Thursday, February 26, 2009

Trees

So well said:
The high point of Jindal’s address came when he laced into “wasteful spending” in the stimulus bill, and used as an example a $140 million appropriation for keeping an eye on the volcanoes in places like Alaska, where one is currently rumbling.

“Instead of monitoring volcanoes, what Congress should be monitoring is the eruption of spending in Washington, D.C.,” Jindal claimed.

I don’t know about you, but my reaction was: Wow, what a great stimulus plan. The most wasteful thing in it is volcano monitoring.

Louisiana has gotten $130 billion in post-Katrina aid. How is it that the stars of the Republican austerity movement come from the states that suck up the most federal money? Taxpayers in New York send way more to Washington than they get back so more can go to places like Alaska and Louisiana. Which is fine, as long as we don’t have to hear their governors bragging about how the folks who elected them want to keep their tax money to themselves. Of course they do! That’s because they’re living off ours...

The waste argument is a perpetual winner because there will always be some. Years ago, when I was a reporter, I remember getting a call from a woman in the Bronx who was screaming: “They’re over on Moshulu Parkway planting dead trees!” Sure enough, a city work crew was digging holes along the side of the street and carefully sticking in brown and dried-up pieces of foliage. The men claimed the trees had simply lost their leaves for the winter — an explanation somewhat undermined by the fact that they were evergreens.

I’m telling you this because on Tuesday I was talking with a high-ranking Obama administration official about the stimulus plan. “There will be a dead tree planted, figuratively speaking,” he said somberly. “That will happen.”

How could it not? Much of the stimulus money is being channeled through state and local governments, through tens of thousands of governors, mayors, county executives, transportation commissioners, parks superintendents and so on. Try to imagine the person in that pyramid with the lowest I.Q., and you’ll understand that there’s a dead-tree planter hidden in there somewhere.


And I appreciate this because my mom and her friends will hold up the dead trees as microcosms of the whole thing-- and I find dead trees as infuriating or more so than the next person-- but there's a point where you have to accept a level of dead trees. I have planted a number of figurative dead trees, especially during my move; even my mom does it from time to time. If you're going to do just about anything, there will be things that you do in error.

***
Speaking of dead trees, soft toilet paper is bad for the planet.

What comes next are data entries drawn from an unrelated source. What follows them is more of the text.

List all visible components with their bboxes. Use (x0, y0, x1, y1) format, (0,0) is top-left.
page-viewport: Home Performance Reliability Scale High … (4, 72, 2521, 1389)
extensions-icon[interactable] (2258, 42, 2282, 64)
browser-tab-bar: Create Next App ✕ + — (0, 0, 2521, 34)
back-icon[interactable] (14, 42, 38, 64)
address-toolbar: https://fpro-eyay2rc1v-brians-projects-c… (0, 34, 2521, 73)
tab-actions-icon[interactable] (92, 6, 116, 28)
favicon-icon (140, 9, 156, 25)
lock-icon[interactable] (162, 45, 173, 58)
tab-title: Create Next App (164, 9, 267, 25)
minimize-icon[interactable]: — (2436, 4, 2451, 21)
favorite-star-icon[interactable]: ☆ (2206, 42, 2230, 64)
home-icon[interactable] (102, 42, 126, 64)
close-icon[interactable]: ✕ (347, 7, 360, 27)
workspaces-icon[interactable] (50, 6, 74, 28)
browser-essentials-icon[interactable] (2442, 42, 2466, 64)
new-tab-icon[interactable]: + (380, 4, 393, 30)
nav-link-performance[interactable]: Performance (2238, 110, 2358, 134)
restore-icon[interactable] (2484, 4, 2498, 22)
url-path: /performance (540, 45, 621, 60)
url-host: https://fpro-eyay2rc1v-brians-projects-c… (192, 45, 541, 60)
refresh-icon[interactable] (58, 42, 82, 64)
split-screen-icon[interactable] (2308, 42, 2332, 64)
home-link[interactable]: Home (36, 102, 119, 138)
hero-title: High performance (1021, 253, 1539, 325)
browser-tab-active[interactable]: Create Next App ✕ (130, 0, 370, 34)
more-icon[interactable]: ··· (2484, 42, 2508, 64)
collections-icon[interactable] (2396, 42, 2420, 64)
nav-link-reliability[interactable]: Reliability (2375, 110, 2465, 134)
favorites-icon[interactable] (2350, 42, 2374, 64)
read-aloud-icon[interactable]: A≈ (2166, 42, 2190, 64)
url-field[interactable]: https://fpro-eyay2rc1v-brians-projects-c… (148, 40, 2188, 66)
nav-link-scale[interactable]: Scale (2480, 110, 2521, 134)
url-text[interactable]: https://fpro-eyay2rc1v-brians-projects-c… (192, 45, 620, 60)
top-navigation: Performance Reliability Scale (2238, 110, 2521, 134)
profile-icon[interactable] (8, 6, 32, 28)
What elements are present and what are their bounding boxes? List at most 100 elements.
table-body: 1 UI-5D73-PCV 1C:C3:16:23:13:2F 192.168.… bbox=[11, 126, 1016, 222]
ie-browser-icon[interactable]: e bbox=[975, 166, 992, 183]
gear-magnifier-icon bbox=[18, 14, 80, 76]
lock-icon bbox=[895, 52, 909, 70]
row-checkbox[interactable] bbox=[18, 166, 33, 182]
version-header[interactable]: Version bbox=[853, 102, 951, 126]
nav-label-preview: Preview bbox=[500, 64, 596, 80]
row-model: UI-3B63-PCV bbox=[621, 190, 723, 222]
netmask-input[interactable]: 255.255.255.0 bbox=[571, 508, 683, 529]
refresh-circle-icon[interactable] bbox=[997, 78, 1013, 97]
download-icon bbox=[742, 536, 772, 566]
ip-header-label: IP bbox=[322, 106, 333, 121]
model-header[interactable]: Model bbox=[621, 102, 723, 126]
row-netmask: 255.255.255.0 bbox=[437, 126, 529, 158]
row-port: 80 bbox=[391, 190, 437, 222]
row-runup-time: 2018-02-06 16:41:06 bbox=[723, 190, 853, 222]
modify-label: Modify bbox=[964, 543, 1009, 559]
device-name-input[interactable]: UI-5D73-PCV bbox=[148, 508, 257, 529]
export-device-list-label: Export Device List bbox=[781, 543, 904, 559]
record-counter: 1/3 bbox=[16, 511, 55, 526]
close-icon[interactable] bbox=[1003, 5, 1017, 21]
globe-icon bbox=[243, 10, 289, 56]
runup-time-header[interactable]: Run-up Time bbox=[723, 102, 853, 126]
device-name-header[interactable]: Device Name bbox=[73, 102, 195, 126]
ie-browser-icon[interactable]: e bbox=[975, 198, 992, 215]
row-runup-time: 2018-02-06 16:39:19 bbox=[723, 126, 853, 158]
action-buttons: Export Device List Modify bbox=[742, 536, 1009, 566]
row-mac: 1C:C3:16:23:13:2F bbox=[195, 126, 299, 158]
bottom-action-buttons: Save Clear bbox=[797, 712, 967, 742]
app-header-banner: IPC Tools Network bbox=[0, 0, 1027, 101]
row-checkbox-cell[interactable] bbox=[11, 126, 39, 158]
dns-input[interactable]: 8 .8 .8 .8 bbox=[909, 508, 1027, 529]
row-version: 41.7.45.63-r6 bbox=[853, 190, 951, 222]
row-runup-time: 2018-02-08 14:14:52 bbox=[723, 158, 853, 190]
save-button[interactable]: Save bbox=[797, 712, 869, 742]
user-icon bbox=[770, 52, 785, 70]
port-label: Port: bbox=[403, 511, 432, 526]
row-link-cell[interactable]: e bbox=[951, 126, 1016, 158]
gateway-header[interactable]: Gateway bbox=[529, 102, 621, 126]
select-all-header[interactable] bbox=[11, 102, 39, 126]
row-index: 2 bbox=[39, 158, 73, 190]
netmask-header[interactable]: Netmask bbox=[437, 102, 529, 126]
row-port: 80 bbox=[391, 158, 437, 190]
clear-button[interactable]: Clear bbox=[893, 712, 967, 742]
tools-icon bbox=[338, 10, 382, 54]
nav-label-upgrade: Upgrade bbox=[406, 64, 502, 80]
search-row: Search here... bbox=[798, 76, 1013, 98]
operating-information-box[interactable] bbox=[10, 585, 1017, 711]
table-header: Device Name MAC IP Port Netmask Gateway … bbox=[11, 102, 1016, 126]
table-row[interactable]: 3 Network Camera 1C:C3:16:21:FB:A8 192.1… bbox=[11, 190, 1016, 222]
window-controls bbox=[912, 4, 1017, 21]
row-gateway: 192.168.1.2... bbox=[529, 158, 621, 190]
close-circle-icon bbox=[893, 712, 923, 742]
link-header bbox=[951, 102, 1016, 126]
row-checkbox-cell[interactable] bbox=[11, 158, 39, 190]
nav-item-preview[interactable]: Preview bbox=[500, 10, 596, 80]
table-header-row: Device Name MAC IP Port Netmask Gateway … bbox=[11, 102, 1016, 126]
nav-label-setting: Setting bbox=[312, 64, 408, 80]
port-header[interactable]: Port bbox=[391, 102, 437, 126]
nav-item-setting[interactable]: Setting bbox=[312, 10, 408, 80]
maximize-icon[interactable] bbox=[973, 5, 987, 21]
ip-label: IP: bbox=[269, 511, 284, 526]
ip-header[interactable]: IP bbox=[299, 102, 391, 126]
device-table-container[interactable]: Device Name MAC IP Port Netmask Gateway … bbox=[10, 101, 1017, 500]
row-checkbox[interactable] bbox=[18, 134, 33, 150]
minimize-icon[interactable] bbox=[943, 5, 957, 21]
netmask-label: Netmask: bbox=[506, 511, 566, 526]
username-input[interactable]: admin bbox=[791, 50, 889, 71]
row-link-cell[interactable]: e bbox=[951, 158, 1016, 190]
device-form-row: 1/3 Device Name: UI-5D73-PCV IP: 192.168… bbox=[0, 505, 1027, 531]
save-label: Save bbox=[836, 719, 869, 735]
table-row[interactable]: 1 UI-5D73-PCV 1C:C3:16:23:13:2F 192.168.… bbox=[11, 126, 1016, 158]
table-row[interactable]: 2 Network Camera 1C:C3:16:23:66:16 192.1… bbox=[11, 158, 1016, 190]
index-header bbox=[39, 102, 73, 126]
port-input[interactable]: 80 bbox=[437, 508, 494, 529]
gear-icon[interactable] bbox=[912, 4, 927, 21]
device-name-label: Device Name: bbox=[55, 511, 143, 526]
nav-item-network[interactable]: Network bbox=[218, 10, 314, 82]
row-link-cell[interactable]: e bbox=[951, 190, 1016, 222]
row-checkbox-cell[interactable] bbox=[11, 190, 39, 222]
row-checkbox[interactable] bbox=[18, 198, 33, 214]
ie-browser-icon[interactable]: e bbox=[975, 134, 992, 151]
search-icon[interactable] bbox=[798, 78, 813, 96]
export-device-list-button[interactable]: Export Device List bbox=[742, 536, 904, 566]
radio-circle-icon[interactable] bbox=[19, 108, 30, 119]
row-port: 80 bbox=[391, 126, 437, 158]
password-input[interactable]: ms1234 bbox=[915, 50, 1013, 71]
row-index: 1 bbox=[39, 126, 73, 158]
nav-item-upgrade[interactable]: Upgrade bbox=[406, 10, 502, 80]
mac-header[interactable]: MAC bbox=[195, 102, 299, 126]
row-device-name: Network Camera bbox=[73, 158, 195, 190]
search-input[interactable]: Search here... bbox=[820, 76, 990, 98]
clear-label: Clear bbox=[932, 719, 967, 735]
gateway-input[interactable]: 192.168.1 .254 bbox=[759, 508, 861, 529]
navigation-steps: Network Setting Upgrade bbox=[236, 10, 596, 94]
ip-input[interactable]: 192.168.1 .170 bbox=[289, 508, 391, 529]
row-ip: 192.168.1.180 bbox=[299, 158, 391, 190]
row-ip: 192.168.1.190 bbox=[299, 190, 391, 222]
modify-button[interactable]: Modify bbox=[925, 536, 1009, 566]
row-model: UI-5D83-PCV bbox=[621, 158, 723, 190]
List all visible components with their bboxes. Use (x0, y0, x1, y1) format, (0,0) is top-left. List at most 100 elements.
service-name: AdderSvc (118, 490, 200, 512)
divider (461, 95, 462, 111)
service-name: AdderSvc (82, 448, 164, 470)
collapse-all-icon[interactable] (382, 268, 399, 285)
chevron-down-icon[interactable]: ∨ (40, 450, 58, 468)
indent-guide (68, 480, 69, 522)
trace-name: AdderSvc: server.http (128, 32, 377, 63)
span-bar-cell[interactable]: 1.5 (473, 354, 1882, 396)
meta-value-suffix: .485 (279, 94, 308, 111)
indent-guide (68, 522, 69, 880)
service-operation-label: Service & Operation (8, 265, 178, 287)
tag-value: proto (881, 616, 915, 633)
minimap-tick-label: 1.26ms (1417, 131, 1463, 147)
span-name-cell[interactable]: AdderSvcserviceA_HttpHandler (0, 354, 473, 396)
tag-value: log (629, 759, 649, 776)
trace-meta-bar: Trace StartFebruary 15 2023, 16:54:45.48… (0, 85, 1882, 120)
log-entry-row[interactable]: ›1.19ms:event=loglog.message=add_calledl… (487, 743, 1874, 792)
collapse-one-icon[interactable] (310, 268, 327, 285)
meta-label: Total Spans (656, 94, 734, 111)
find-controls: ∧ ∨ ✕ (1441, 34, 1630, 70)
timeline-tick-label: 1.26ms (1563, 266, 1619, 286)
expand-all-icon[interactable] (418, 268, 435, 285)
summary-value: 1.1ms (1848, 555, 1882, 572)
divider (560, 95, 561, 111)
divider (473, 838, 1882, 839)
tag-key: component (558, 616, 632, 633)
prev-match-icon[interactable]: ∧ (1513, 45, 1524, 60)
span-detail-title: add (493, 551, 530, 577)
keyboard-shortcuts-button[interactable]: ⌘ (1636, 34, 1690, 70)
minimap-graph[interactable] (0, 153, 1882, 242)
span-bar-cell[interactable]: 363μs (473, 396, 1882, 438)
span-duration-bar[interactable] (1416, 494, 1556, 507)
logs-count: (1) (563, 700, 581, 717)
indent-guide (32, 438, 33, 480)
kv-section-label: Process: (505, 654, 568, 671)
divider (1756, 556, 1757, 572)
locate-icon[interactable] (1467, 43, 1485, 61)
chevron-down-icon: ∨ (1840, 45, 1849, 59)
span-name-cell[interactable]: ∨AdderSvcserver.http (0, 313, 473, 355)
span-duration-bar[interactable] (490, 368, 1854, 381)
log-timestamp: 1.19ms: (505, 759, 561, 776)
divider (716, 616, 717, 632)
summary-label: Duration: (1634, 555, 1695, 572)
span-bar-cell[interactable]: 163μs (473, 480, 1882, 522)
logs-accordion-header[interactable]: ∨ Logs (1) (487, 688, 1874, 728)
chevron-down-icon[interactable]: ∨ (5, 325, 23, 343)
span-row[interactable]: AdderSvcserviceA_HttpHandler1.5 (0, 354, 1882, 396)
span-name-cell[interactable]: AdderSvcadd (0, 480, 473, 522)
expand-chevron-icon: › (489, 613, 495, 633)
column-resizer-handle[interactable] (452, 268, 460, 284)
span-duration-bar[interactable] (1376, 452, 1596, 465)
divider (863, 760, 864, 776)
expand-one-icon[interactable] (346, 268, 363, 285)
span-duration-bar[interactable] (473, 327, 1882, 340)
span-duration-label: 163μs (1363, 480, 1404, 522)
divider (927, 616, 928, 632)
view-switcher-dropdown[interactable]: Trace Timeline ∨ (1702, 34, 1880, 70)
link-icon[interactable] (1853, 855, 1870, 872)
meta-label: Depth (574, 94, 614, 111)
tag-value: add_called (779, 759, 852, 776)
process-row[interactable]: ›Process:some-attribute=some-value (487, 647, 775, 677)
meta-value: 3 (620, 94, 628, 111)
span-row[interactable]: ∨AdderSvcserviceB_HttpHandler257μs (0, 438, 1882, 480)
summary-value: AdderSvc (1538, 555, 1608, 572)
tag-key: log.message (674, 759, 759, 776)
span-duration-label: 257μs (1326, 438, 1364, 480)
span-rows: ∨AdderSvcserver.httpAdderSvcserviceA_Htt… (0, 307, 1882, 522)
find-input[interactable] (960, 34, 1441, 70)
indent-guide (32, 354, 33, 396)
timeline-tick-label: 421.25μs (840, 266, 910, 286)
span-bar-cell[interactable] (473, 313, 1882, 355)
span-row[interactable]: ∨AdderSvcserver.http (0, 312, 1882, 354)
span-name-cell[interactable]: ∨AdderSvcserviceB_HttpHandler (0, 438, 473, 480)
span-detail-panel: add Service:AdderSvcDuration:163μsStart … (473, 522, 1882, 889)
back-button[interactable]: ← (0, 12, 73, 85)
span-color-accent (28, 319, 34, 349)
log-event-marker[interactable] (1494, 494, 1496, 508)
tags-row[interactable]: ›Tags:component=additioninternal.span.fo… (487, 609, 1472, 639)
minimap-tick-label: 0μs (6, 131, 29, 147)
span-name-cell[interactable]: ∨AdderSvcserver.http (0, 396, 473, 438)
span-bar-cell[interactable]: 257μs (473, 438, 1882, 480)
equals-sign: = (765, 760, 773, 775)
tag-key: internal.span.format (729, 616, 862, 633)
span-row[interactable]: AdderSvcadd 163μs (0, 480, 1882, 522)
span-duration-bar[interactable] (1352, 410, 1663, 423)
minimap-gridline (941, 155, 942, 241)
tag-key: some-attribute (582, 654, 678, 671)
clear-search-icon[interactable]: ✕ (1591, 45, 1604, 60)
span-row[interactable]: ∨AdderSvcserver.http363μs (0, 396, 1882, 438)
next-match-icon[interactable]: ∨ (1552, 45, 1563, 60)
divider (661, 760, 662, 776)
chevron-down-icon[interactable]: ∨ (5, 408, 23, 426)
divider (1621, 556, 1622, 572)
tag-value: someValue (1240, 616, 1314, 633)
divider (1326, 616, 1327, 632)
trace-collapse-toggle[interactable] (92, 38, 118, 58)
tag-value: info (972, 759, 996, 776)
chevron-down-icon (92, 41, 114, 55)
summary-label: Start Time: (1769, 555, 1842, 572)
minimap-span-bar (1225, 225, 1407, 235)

In other news, Mexico's drug war is increasingly f*ed up; and there's some hope for Sudan.

2 comments:

Ernessa T. Carter said...

Oh man, I am not willing to give up soft toilet paper or even really soft Kleenex. I'm usually a staunch environmentalist, but I loathe rough toilet paper, just can't bear it. I drive a hybrid and I carry totes everywhere, so I don't have to use plastic or paper. I used to be a radio writer and I spearheaded making our writing, producing and editing process 90% green. But I seriously don't care how many trees it kills, I will never give up soft toilet paper. I mean like never ever.

Ernessa T. Carter said...

I also use my Kindle, the internet, and the library almost exclusively for all of my reading, and I've let all of my magazine subscriptions lapse. I'm that serious about not using as much paper-paper. But let me say this again. I will NEVER give up soft toilet paper.